OCTOBER 23, 2006
While liberal courts and judges across the nation strike down laws created to prevent voter fraud, the Supreme Court has spoken on the issue by upholding an Arizona law that had been overwhelmingly approved by voters and challenged by “minority rights” groups.
The High Court’s unanimous decision comes on the heels of several lower court rulings against voter identification laws in various states, including Ohio, Georgia and Missouri. In an effort to weed out rampant voter fraud – including illegal immigrants casting ballots–many states have recently created legislation requiring citizens to present a valid ID at the polls.
The Arizona case involves an ordinance that was specifically written a few years ago to combat documented corruption among voters and that was approved by citizens in 2004. Proposition 200 requires voters to present proof of citizenship when they register to vote and identification when they go to the polls on Election Day.

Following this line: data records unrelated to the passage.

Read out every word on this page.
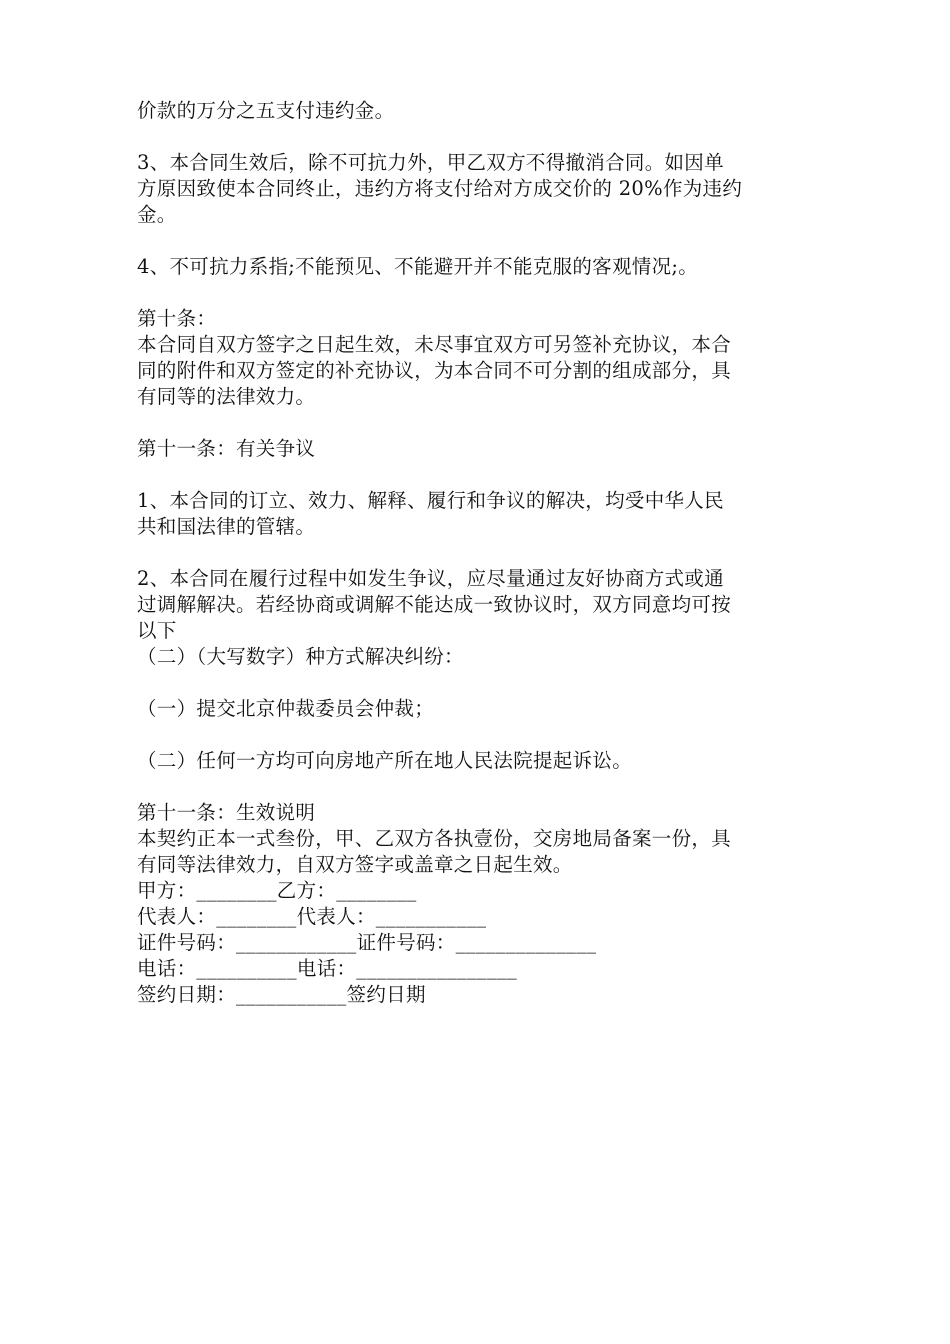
价款的万分之五支付违约金。
3、本合同生效后，除不可抗力外，甲乙双方不得撤消合同。如因单
方原因致使本合同终止，违约方将支付给对方成交价的 20%作为违约
金。
4、不可抗力系指;不能预见、不能避开并不能克服的客观情况;。
第十条：
本合同自双方签字之日起生效，未尽事宜双方可另签补充协议，本合
同的附件和双方签定的补充协议，为本合同不可分割的组成部分，具
有同等的法律效力。
第十一条：有关争议
1、本合同的订立、效力、解释、履行和争议的解决，均受中华人民
共和国法律的管辖。
2、本合同在履行过程中如发生争议，应尽量通过友好协商方式或通
过调解解决。若经协商或调解不能达成一致协议时，双方同意均可按
以下
（二）（大写数字）种方式解决纠纷：
（一）提交北京仲裁委员会仲裁；
（二）任何一方均可向房地产所在地人民法院提起诉讼。
第十一条：生效说明
本契约正本一式叁份，甲、乙双方各执壹份，交房地局备案一份，具
有同等法律效力，自双方签字或盖章之日起生效。
甲方：________乙方：________
代表人：________代表人：___________
证件号码：____________证件号码：______________
电话：__________电话：________________
签约日期：___________签约日期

A group of Indian tribes and various civil rights organizations challenged the law in court, arguing that poor and minority voters would be disenfranchised because acquiring identification would be burdensome in time, money and effort. Although a lower court rejected the suit, an appellate court later ruled against the ID law. Arizona’s attorney general vowed a Supreme Court appeal and the unanimous, six-page decision sends a strong message.
There is no coherent reason to refuse to check voter identification other than a desire to circumvent the law and let non-citizens determine the results of American elections, according to one blog called Big Lizards. At least we know that in Arizona voting is restricted to legal United States citizens, as it should be throughout the nation.